Complex surgical wounds remain a significant source of morbidity, frequently leading to high rates of postoperative infection, wound dehiscence, prolonged hospitalization, and repeat surgical intervention.1,2 These challenges are markedly amplified in patients with contaminated wounds or those requiring deep surgical debridement, where compromised vascularity, fluid accumulation, and bacterial burden undermine successful closure attempts.3,4 The case highlighted illustrates the clinical burden of such wounds and the potential role of a borate-based bioactive glass fiber matrix (BBGFM) in optimizing wound bed preparation prior to definitive surgical closure.
Methods:
The case describes a 63-year-old male admitted with a severely complicated left knee wound following a fall shortly after total knee replacement surgery.
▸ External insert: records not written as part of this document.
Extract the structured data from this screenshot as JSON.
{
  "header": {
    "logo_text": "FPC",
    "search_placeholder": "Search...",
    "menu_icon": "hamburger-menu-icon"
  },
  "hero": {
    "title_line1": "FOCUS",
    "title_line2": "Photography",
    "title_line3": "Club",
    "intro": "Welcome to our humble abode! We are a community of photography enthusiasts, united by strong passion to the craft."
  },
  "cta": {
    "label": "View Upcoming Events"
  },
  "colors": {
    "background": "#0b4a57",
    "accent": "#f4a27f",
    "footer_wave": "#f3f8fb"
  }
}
The patient presented with wound infection, skin necrosis, and a hematoma, conditions that required surgical revision and placed the patient at high risk for further complications and graft failure. After thorough debridement, the BBGFM was applied to support the development of healthy, vascularized granulation tissue and to reduce wound depth prior to grafting.
Results:
Over subsequent dressing changes, residual material was left in place, eliminating the need for repeated debridement and enabling progressive wound improvement. By the time of the planned skin graft procedure, the wound bed had fully filled in, demonstrating a flatter surface with a significantly reduced footprint. At one-month follow-up, the patient achieved complete graft take, indicating successful integration and closure, an outcome often challenged by infection, fluid accumulation, and compromised tissue integrity in similar cases.
Discussion:
This case exemplifies the high-risk nature of complex surgical wounds and the systemic burden they place on both surgical teams and inpatient resources. It further highlights how the BBGFMs synthetic composition, fluid-handling capacity, and ability to facilitate robust granulation tissue, increased the likelihood of successful reconstructive closure in this case. Such outcomes suggest a valuable role for BBGFM as a bridging therapy in complex surgical wounds, particularly where enhanced wound bed preparation is critical to reducing reoperation and improving surgical success rates across disciplines.